А пистолеты все еще у меня. Мне недавно предложили за них тысячу фунтов.
Глава пятнадцатая
История не повторяется никогда; зато повторяются события, и постепенно, наблюдая за ними, вы понимаете, что люди везде и всегда похожи. Меня постоянно спешили осудить. Я редко был в чем-то виноват. Неужели моя вина лишь в том, что окружающие переносят на меня свои надежды и страхи? Я ученый, мой разум – разум ученого. Немногие это понимают. Меня унизили. Гришенко унизил меня. Бродманн говорил о произволе и недостатке дисциплины, использовал свой марксистский жаргон, осуждая поведение Гришенко, но я не мог заставить себя разбираться в этом деле. Я склонен к всепрощению. Мне нравился Ермилов. До некоторой степени я мог даже понять скорбь Гришенко. Тем не менее я не мог сидеть на твердой поверхности в течение многих недель. Позже я передал пистолеты на хранение госпоже Корнелиус и не видел их до 1940 года. Теперь они представляют большую ценность.
Доктор по приказу Бродманна осмотрел меня. Я завоевал его симпатию, хотя все еще оставался «гадюкой», «евреем» и «цареубийцей». Если б я был один, то, возможно, согласился бы со всем, что доктор говорил о красных, но Бродманн вертелся рядом. Очевидно, он опасался, что бедный маленький доктор убьет меня. Теперь нам предстояло встретиться с Григорьевым. Для этого следовало успеть на поезд. Когда мы ехали на станцию, я ощущал лишь отголосок боли. Только на следующий день я почувствовал онемение и мучительные страдания, невыносимые и раздражающие.
Я увидел Гришенко еще раз, когда садился в поезд.

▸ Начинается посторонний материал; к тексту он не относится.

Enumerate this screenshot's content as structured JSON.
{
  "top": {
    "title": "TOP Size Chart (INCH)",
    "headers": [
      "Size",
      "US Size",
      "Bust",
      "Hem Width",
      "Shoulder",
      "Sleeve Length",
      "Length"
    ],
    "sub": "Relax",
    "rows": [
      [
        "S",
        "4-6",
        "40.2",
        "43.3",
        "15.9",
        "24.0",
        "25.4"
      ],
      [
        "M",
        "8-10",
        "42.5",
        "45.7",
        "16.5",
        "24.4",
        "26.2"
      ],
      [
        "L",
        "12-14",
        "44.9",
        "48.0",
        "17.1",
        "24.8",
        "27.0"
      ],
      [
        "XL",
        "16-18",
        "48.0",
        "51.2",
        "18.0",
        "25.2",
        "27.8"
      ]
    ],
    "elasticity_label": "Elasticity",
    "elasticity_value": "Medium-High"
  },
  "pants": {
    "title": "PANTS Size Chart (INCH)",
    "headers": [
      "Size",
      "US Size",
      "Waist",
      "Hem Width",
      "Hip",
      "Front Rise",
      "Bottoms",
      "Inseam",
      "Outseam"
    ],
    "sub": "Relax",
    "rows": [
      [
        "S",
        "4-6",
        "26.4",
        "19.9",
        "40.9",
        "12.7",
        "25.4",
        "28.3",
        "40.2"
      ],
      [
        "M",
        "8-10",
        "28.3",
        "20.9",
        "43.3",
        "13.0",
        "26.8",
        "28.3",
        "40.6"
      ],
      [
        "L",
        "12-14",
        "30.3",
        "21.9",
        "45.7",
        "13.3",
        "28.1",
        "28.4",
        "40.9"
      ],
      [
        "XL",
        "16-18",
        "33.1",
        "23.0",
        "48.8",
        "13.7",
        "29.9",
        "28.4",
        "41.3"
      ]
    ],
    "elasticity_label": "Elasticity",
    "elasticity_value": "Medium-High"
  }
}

Он усмехнулся мне. Я покраснел, как девочка. Никто не заметил моей реакции. Бродманн был слишком озлоблен, воспринимая Гришенко как моего врага. В украденной роскошной одежде казак ускакал прочь, настегивая лошадь по шее и лопаткам все той же нагайкой. Округлые рукояти пистолетов касались моих бедер. Они легко уместились в карманах моего густо населенного вшами пальто. Там же были спрятаны мои документы и диплом.
Мы удостоились особого внимания. Нас разместили еще лучше, чем в киевском поезде. Сиденья, слава богу, были мягкими. Бродманн сел напротив меня, у окна. Он продолжал ворчать, бормотать и осматривать грязный снег, отыскивая следы Гришенко. Я рассмеялся и сказал ему, что это ерунда.
– Обычное дело! – воскликнул Бродманн. Правосудие для них – разновидность мести. Вот с чем нам приходится иметь дело!
Как ни странно, я в то утро чувствовал себя хорошо и ощущал собственное превосходство. Я усмехнулся:
– Худшее, что могло случиться, уже случилось, Бродманн. Побывали бы вы в моей шкуре!
– Я ненавижу насилие. – Его мягкое, морщинистое лицо исказилось.
– Тогда вы ошиблись в выборе профессии. – Вошел наш тощий друг; он снял длинное пальто, аккуратно свернул его и положил на верхнюю полку.
– Я был пацифистом. Большевики обещали нам мир. Я работал для них на фронте – издавал газеты и брошюры. – Бродманн снова опустился на сиденье, когда поезд тронулся с места. – Кто-нибудь знает, куда мы на самом деле направляемся?